Inoltre durante la combustione, i camini di questo tipo producono principalmente anidride carbonica e vapore acqueo, senza emettere fumo, fuliggine o sostanze nocive per l’ambiente o la salute. I modelli a bioetanolo, poi, offrono un controllo preciso del calore emesso e dell’intensità delle fiamme, sono disponibili in una vasta gamma di stili e design – il che consente di integrarli facilmente nell’arredamento e nell’estetica della casa – visto che possono essere sospesi a parete, incassati o persino portatili. Inoltre creano un’atmosfera accogliente e romantica con le loro fiamme danzanti. 

Efficienza energetica 

I camini a bioetanolo sono in genere più efficienti dal punto di vista energetico rispetto a quelli tradizionali. Siccome non vi è dispersione di calore attraverso una canna fumaria o il rilascio di calore incombusto, l’energia prodotta dalla combustione dell’alcol viene utilizzata in modo più efficiente per riscaldare l’ambiente.

Per quanto riguarda i consumi, dipendono ovviamente dalla dimensione del bruciatore e dall’intensità di utilizzo.

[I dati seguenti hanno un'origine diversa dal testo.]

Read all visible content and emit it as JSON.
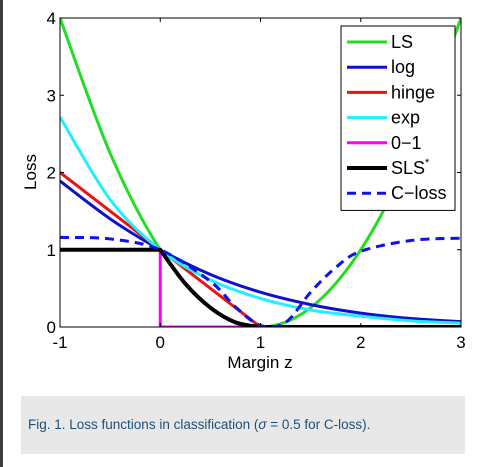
{
  "chart_data": {
    "type": "line",
    "xlabel": "Margin z",
    "ylabel": "Loss",
    "xlim": [
      -1,
      3
    ],
    "ylim": [
      0,
      4
    ],
    "xticks": [
      "-1",
      "0",
      "1",
      "2",
      "3"
    ],
    "yticks": [
      "0",
      "1",
      "2",
      "3",
      "4"
    ],
    "grid": false,
    "legend_position": "top-right",
    "series": [
      {
        "name": "LS",
        "color": "#22dd22",
        "dash": "solid",
        "x": [
          -1,
          -0.5,
          0,
          0.5,
          1,
          1.5,
          2,
          2.5,
          3
        ],
        "y": [
          4,
          2.25,
          1,
          0.25,
          0,
          0.25,
          1,
          2.25,
          4
        ]
      },
      {
        "name": "log",
        "color": "#1010cc",
        "dash": "solid",
        "x": [
          -1,
          -0.5,
          0,
          0.5,
          1,
          1.5,
          2,
          2.5,
          3
        ],
        "y": [
          1.89,
          1.4,
          1.0,
          0.68,
          0.45,
          0.29,
          0.18,
          0.11,
          0.07
        ]
      },
      {
        "name": "hinge",
        "color": "#ee1111",
        "dash": "solid",
        "x": [
          -1,
          0,
          1,
          3
        ],
        "y": [
          2,
          1,
          0,
          0
        ]
      },
      {
        "name": "exp",
        "color": "#22eeff",
        "dash": "solid",
        "x": [
          -1,
          -0.5,
          0,
          0.5,
          1,
          1.5,
          2,
          2.5,
          3
        ],
        "y": [
          2.72,
          1.65,
          1.0,
          0.61,
          0.37,
          0.22,
          0.14,
          0.08,
          0.05
        ]
      },
      {
        "name": "0−1",
        "color": "#ff00ff",
        "dash": "solid",
        "x": [
          -1,
          0,
          0,
          3
        ],
        "y": [
          1,
          1,
          0,
          0
        ]
      },
      {
        "name": "SLS",
        "name_sup": "*",
        "color": "#000000",
        "dash": "solid",
        "x": [
          -1,
          0,
          0.25,
          0.5,
          0.75,
          1,
          3
        ],
        "y": [
          1,
          1,
          0.56,
          0.25,
          0.06,
          0,
          0
        ]
      },
      {
        "name": "C−loss",
        "color": "#1010ee",
        "dash": "dashed",
        "x": [
          -1,
          -0.5,
          0,
          0.5,
          0.75,
          1,
          1.25,
          1.5,
          1.75,
          2,
          2.5,
          3
        ],
        "y": [
          1.16,
          1.14,
          1.0,
          0.59,
          0.26,
          0.02,
          0.06,
          0.45,
          0.77,
          0.98,
          1.12,
          1.15
        ]
      }
    ]
  },
  "caption": {
    "prefix": "Fig. 1. Loss functions in classification (",
    "sigma": "σ",
    "suffix": " = 0.5 for C-loss)."
  }
}
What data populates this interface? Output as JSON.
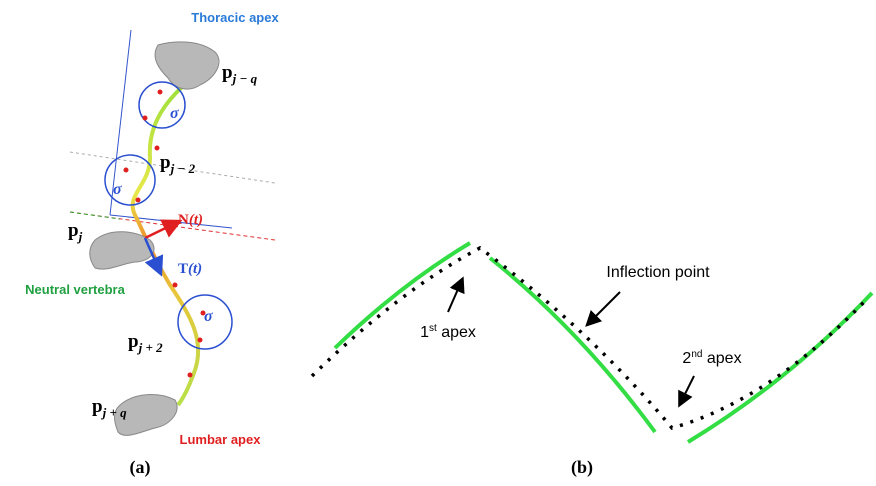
{
  "panel_a": {
    "caption": "(a)",
    "thoracic_apex": "Thoracic apex",
    "neutral_vertebra": "Neutral vertebra",
    "lumbar_apex": "Lumbar apex",
    "points": [
      {
        "base": "p",
        "sub": "j − q"
      },
      {
        "base": "p",
        "sub": "j − 2"
      },
      {
        "base": "p",
        "sub": "j"
      },
      {
        "base": "p",
        "sub": "j + 2"
      },
      {
        "base": "p",
        "sub": "j + q"
      }
    ],
    "sigma": [
      "σ",
      "σ",
      "σ"
    ],
    "normal": {
      "base": "N",
      "arg": "(t)"
    },
    "tangent": {
      "base": "T",
      "arg": "(t)"
    }
  },
  "panel_b": {
    "caption": "(b)",
    "first_apex": {
      "num": "1",
      "sup": "st",
      "rest": " apex"
    },
    "inflection_point": "Inflection point",
    "second_apex": {
      "num": "2",
      "sup": "nd",
      "rest": " apex"
    }
  }
}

I camini a bioetanolo sono solitamente progettati per avere un controllo del flusso di combustibile che permette di regolare l’intensità delle fiamme. In generale, si stima che un modello di questo tipo possa consumare tra 0,3 e un litro di bioetanolo all’ora.

È importante notare che, nonostante il bioetanolo sia considerato un combustibile più pulito rispetto a fonti tradizionali come il legno o il carbone, la sua combustione produce comunque anidride carbonica, un gas a effetto serra. Pertanto, è consigliabile utilizzare camini di questo tipo in ambienti ben ventilati per garantire una corretta dissipazione dei gas di combustione.

 

Gli svantaggi di un camino a bioetanolo

Nonostante i succitati e innegabili vantaggi, i camini a bioetanolo presentano anche alcuni svantaggi da considerare, a cominciare dal costo del combustibile, più elevato rispetto a quello di altre fonti di energia, come il legno. Questi dispositivi, inoltre, possono produrre meno calore rispetto ai camini alimentati a legna o gas, dunque se cerchi una fonte primaria di riscaldamento per l’intera casa, potrebbe essere necessario considerare alternative più efficienti.

Anche l’autonomia è un aspetto tra quelli meno convincenti, perché la durata del fuoco dipende dalla capacità del bruciatore e dalla quantità di alcol presente. Poiché il bioetanolo viene bruciato più rapidamente rispetto al legno, l’autonomia potrebbe essere limitata, richiedendo un riempimento più frequente del serbatoio.

Sebbene le fiamme generate offrano, come detto, un piacevole effetto visivo, sono comunque meno realistiche rispetto a quelle di un camino tradizionale alimentato a legna. Inoltre, a differenza del crepitio naturale del legno che brucia, non producono rumori simili, il che potrebbe influire negativamente sull’atmosfera complessiva.